4. vcaccounts - (daily positions - from SunGard) - expected arrival 2:00 a.m.
the next business day - late arrival 9:00 a.m. - penalty of $250 if not
received accurately by 10:00 a.m.
5. vcbase - (monthly account refresh - from SunGard) - expected arrival 3:00
a.m. on the 15th of day of each month or the next business day following
the 15th day if the 15th is a holiday or weekend - late arrival 9:00 a.m. -
penalty of $500 if not received accurately by 10:00 a.m.
WEBSOLUTIONS:
1. Any non-catastrophic system failure (i.e, trading not available and/or
reports/statements not viewable) during the hours of normal business
operations (9:00 a.m. - 5:00 p.m. daily) that lasts longer than two (2)

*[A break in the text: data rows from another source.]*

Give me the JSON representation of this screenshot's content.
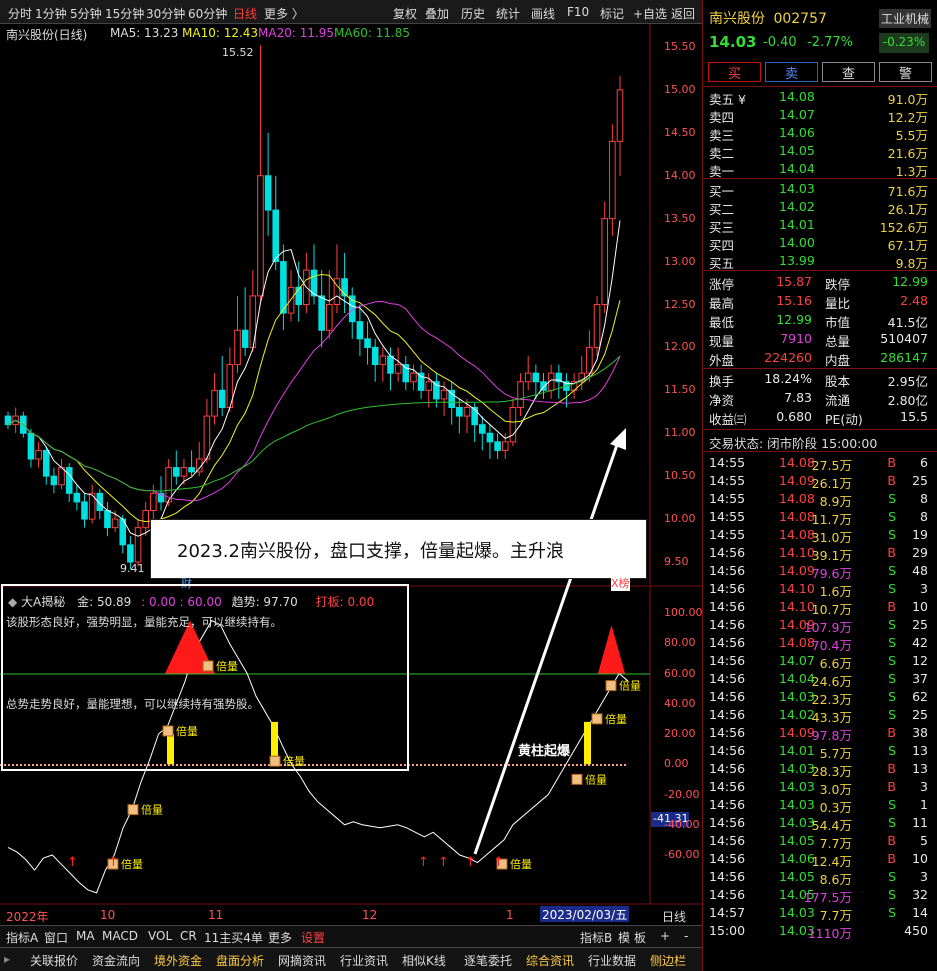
{
  "toolbar": {
    "periods": [
      "分时",
      "1分钟",
      "5分钟",
      "15分钟",
      "30分钟",
      "60分钟",
      "日线",
      "更多 〉"
    ],
    "actions": [
      "复权",
      "叠加",
      "历史",
      "统计",
      "画线",
      "F10",
      "标记",
      "+自选",
      "返回"
    ]
  },
  "chart": {
    "title": "南兴股份(日线)",
    "ma_labels": [
      "MA5: 13.23",
      "MA10: 12.43",
      "MA20: 11.95",
      "MA60: 11.85"
    ],
    "price_ticks": [
      "15.50",
      "15.00",
      "14.50",
      "14.00",
      "13.50",
      "13.00",
      "12.50",
      "12.00",
      "11.50",
      "11.00",
      "10.50",
      "10.00",
      "9.50"
    ],
    "high_label": "15.52",
    "low_label": "9.41",
    "annotation": "2023.2南兴股份，盘口支撑，倍量起爆。主升浪",
    "cai_label": "财",
    "bang_label": "X榜",
    "candles": [
      [
        11.2,
        11.1,
        11.25,
        11.05
      ],
      [
        11.1,
        11.2,
        11.3,
        11.0
      ],
      [
        11.2,
        11.0,
        11.25,
        10.95
      ],
      [
        11.0,
        10.7,
        11.05,
        10.6
      ],
      [
        10.7,
        10.8,
        10.9,
        10.6
      ],
      [
        10.8,
        10.5,
        10.85,
        10.4
      ],
      [
        10.5,
        10.4,
        10.6,
        10.3
      ],
      [
        10.4,
        10.6,
        10.7,
        10.35
      ],
      [
        10.6,
        10.3,
        10.65,
        10.2
      ],
      [
        10.3,
        10.2,
        10.4,
        10.1
      ],
      [
        10.2,
        10.0,
        10.3,
        9.9
      ],
      [
        10.0,
        10.3,
        10.4,
        9.95
      ],
      [
        10.3,
        10.1,
        10.35,
        10.0
      ],
      [
        10.1,
        9.9,
        10.2,
        9.8
      ],
      [
        9.9,
        10.0,
        10.1,
        9.85
      ],
      [
        10.0,
        9.7,
        10.05,
        9.6
      ],
      [
        9.7,
        9.5,
        9.8,
        9.41
      ],
      [
        9.5,
        9.9,
        10.0,
        9.45
      ],
      [
        9.9,
        10.1,
        10.2,
        9.8
      ],
      [
        10.1,
        10.3,
        10.4,
        10.0
      ],
      [
        10.3,
        10.2,
        10.5,
        10.1
      ],
      [
        10.2,
        10.6,
        10.7,
        10.15
      ],
      [
        10.6,
        10.5,
        10.8,
        10.4
      ],
      [
        10.5,
        10.6,
        10.7,
        10.4
      ],
      [
        10.6,
        10.55,
        10.8,
        10.5
      ],
      [
        10.55,
        10.7,
        10.9,
        10.5
      ],
      [
        10.7,
        11.2,
        11.4,
        10.65
      ],
      [
        11.2,
        11.5,
        11.7,
        11.1
      ],
      [
        11.5,
        11.3,
        11.9,
        11.2
      ],
      [
        11.3,
        11.8,
        12.0,
        11.25
      ],
      [
        11.8,
        12.2,
        12.6,
        11.7
      ],
      [
        12.2,
        12.0,
        12.7,
        11.9
      ],
      [
        12.0,
        12.6,
        12.9,
        11.95
      ],
      [
        12.6,
        14.0,
        15.52,
        12.5
      ],
      [
        14.0,
        13.6,
        14.5,
        13.3
      ],
      [
        13.6,
        13.0,
        14.0,
        12.9
      ],
      [
        13.0,
        12.4,
        13.2,
        12.2
      ],
      [
        12.4,
        12.7,
        12.9,
        12.3
      ],
      [
        12.7,
        12.5,
        13.0,
        12.3
      ],
      [
        12.5,
        12.9,
        13.1,
        12.4
      ],
      [
        12.9,
        12.6,
        13.2,
        12.5
      ],
      [
        12.6,
        12.2,
        12.9,
        12.0
      ],
      [
        12.2,
        12.5,
        12.9,
        12.1
      ],
      [
        12.5,
        12.8,
        13.2,
        12.4
      ],
      [
        12.8,
        12.6,
        13.1,
        12.4
      ],
      [
        12.6,
        12.3,
        12.7,
        12.1
      ],
      [
        12.3,
        12.1,
        12.5,
        11.9
      ],
      [
        12.1,
        12.0,
        12.3,
        11.8
      ],
      [
        12.0,
        11.8,
        12.1,
        11.6
      ],
      [
        11.8,
        11.9,
        12.0,
        11.6
      ],
      [
        11.9,
        11.7,
        12.0,
        11.5
      ],
      [
        11.7,
        11.8,
        12.0,
        11.6
      ],
      [
        11.8,
        11.6,
        11.9,
        11.5
      ],
      [
        11.6,
        11.7,
        11.8,
        11.5
      ],
      [
        11.7,
        11.5,
        11.8,
        11.4
      ],
      [
        11.5,
        11.6,
        11.7,
        11.3
      ],
      [
        11.6,
        11.4,
        11.7,
        11.3
      ],
      [
        11.4,
        11.5,
        11.6,
        11.2
      ],
      [
        11.5,
        11.3,
        11.6,
        11.1
      ],
      [
        11.3,
        11.2,
        11.4,
        11.0
      ],
      [
        11.2,
        11.3,
        11.4,
        11.0
      ],
      [
        11.3,
        11.1,
        11.35,
        10.9
      ],
      [
        11.1,
        11.0,
        11.2,
        10.8
      ],
      [
        11.0,
        10.9,
        11.1,
        10.7
      ],
      [
        10.9,
        10.8,
        11.0,
        10.7
      ],
      [
        10.8,
        10.9,
        11.0,
        10.7
      ],
      [
        10.9,
        11.3,
        11.4,
        10.85
      ],
      [
        11.3,
        11.6,
        11.7,
        11.2
      ],
      [
        11.6,
        11.7,
        11.9,
        11.5
      ],
      [
        11.7,
        11.6,
        11.8,
        11.4
      ],
      [
        11.6,
        11.5,
        11.7,
        11.4
      ],
      [
        11.5,
        11.7,
        11.8,
        11.4
      ],
      [
        11.7,
        11.6,
        11.8,
        11.4
      ],
      [
        11.6,
        11.5,
        11.7,
        11.3
      ],
      [
        11.5,
        11.6,
        11.7,
        11.4
      ],
      [
        11.6,
        11.7,
        11.9,
        11.5
      ],
      [
        11.7,
        12.0,
        12.2,
        11.6
      ],
      [
        12.0,
        12.5,
        12.6,
        11.9
      ],
      [
        12.5,
        13.5,
        13.7,
        12.4
      ],
      [
        13.5,
        14.4,
        14.6,
        13.3
      ],
      [
        14.4,
        15.0,
        15.16,
        14.0
      ]
    ],
    "sub": {
      "title": "大A揭秘",
      "jin": "金: 50.89",
      "ratio": ": 0.00 : 60.00",
      "trend": "趋势: 97.70",
      "daban": "打板: 0.00",
      "line1": "该股形态良好，强势明显，量能充足，可以继续持有。",
      "line2": "总势走势良好，量能理想，可以继续持有强势股。",
      "yellow_label": "黄柱起爆",
      "beiliang": "倍量",
      "current": "-41.31",
      "ticks": [
        "100.00",
        "80.00",
        "60.00",
        "40.00",
        "20.00",
        "0.00",
        "-20.00",
        "-40.00",
        "-60.00"
      ],
      "line": [
        -55,
        -58,
        -63,
        -70,
        -62,
        -60,
        -66,
        -72,
        -78,
        -83,
        -85,
        -70,
        -60,
        -42,
        -30,
        -12,
        3,
        20,
        25,
        40,
        55,
        75,
        85,
        95,
        92,
        80,
        70,
        60,
        45,
        35,
        25,
        12,
        0,
        -8,
        -18,
        -25,
        -30,
        -35,
        -40,
        -38,
        -40,
        -41,
        -42,
        -41,
        -40,
        -42,
        -45,
        -48,
        -45,
        -50,
        -55,
        -60,
        -62,
        -65,
        -60,
        -55,
        -50,
        -40,
        -35,
        -30,
        -25,
        -20,
        -10,
        0,
        10,
        20,
        30,
        40,
        50,
        60,
        55
      ]
    },
    "date_labels": [
      "2022年",
      "10",
      "11",
      "12",
      "1",
      "2023/02/03/五"
    ],
    "period_label": "日线"
  },
  "indicator_tabs": [
    "指标A",
    "窗口",
    "MA",
    "MACD",
    "VOL",
    "CR",
    "11主买4单",
    "更多",
    "设置"
  ],
  "indicator_right": [
    "指标B",
    "模",
    "板",
    "+",
    "-"
  ],
  "bottom_tabs": [
    "关联报价",
    "资金流向",
    "境外资金",
    "盘面分析",
    "网摘资讯",
    "行业资讯",
    "相似K线",
    "逐笔委托",
    "综合资讯",
    "行业数据",
    "侧边栏"
  ],
  "right_tabs": [
    "笔",
    "价",
    "细",
    "势",
    "联",
    "值",
    "主",
    "筹"
  ],
  "quote": {
    "name": "南兴股份",
    "code": "002757",
    "industry": "工业机械",
    "industry_pct": "-0.23%",
    "price": "14.03",
    "change": "-0.40",
    "change_pct": "-2.77%",
    "buttons": [
      "买",
      "卖",
      "查",
      "警"
    ],
    "sells": [
      [
        "卖五 ¥",
        "14.08",
        "91.0万"
      ],
      [
        "卖四",
        "14.07",
        "12.2万"
      ],
      [
        "卖三",
        "14.06",
        "5.5万"
      ],
      [
        "卖二",
        "14.05",
        "21.6万"
      ],
      [
        "卖一",
        "14.04",
        "1.3万"
      ]
    ],
    "buys": [
      [
        "买一",
        "14.03",
        "71.6万"
      ],
      [
        "买二",
        "14.02",
        "26.1万"
      ],
      [
        "买三",
        "14.01",
        "152.6万"
      ],
      [
        "买四",
        "14.00",
        "67.1万"
      ],
      [
        "买五",
        "13.99",
        "9.8万"
      ]
    ],
    "stats": [
      [
        "涨停",
        "15.87",
        "跌停",
        "12.99"
      ],
      [
        "最高",
        "15.16",
        "量比",
        "2.48"
      ],
      [
        "最低",
        "12.99",
        "市值",
        "41.5亿"
      ],
      [
        "现量",
        "7910",
        "总量",
        "510407"
      ],
      [
        "外盘",
        "224260",
        "内盘",
        "286147"
      ]
    ],
    "stats2": [
      [
        "换手",
        "18.24%",
        "股本",
        "2.95亿"
      ],
      [
        "净资",
        "7.83",
        "流通",
        "2.80亿"
      ],
      [
        "收益㈢",
        "0.680",
        "PE(动)",
        "15.5"
      ]
    ],
    "status": "交易状态: 闭市阶段 15:00:00",
    "ticks": [
      [
        "14:55",
        "14.08",
        "27.5万",
        "B",
        "6"
      ],
      [
        "14:55",
        "14.09",
        "26.1万",
        "B",
        "25"
      ],
      [
        "14:55",
        "14.08",
        "8.9万",
        "S",
        "8"
      ],
      [
        "14:55",
        "14.08",
        "11.7万",
        "S",
        "8"
      ],
      [
        "14:55",
        "14.08",
        "31.0万",
        "S",
        "19"
      ],
      [
        "14:56",
        "14.10",
        "39.1万",
        "B",
        "29"
      ],
      [
        "14:56",
        "14.09",
        "79.6万",
        "S",
        "48"
      ],
      [
        "14:56",
        "14.10",
        "1.6万",
        "S",
        "3"
      ],
      [
        "14:56",
        "14.10",
        "10.7万",
        "B",
        "10"
      ],
      [
        "14:56",
        "14.09",
        "107.9万",
        "S",
        "25"
      ],
      [
        "14:56",
        "14.08",
        "70.4万",
        "S",
        "42"
      ],
      [
        "14:56",
        "14.07",
        "6.6万",
        "S",
        "12"
      ],
      [
        "14:56",
        "14.04",
        "24.6万",
        "S",
        "37"
      ],
      [
        "14:56",
        "14.03",
        "22.3万",
        "S",
        "62"
      ],
      [
        "14:56",
        "14.02",
        "43.3万",
        "S",
        "25"
      ],
      [
        "14:56",
        "14.09",
        "97.8万",
        "B",
        "38"
      ],
      [
        "14:56",
        "14.01",
        "5.7万",
        "S",
        "13"
      ],
      [
        "14:56",
        "14.03",
        "28.3万",
        "B",
        "13"
      ],
      [
        "14:56",
        "14.03",
        "3.0万",
        "B",
        "3"
      ],
      [
        "14:56",
        "14.03",
        "0.3万",
        "S",
        "1"
      ],
      [
        "14:56",
        "14.03",
        "54.4万",
        "S",
        "11"
      ],
      [
        "14:56",
        "14.05",
        "7.7万",
        "B",
        "5"
      ],
      [
        "14:56",
        "14.06",
        "12.4万",
        "B",
        "10"
      ],
      [
        "14:56",
        "14.05",
        "8.6万",
        "S",
        "3"
      ],
      [
        "14:56",
        "14.05",
        "177.5万",
        "S",
        "32"
      ],
      [
        "14:57",
        "14.03",
        "7.7万",
        "S",
        "14"
      ],
      [
        "15:00",
        "14.03",
        "1110万",
        "",
        "450"
      ]
    ]
  },
  "colors": {
    "up": "#ff4040",
    "down": "#00e0e0",
    "ma5": "#ffffff",
    "ma10": "#f0f020",
    "ma20": "#e040e0",
    "ma60": "#30c030"
  }
}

hours due to BISYS failure will result in a penalty of $1,000.
2. Any system failure as above during nonbusiness hours due to BISYS failure
that lasts longer than four (4) hours, except scheduled and preannounced
maintenance operations will result in a penalty of $500.
3. Any system bring down for maintenance that is not preceded by at least
forty-eight (48) hours notice will result in a penalty of $500.
4. Any trade order posted to WebSolutons before 4:00 p.m. that is not input
into the BISYS transfer agency system for subsequent fulfillment before the
close of business on the following day will result in a penalty of $500.
5. WebStatements not available by the fifth (5th) business day of the new
month will result in a penalty of $500.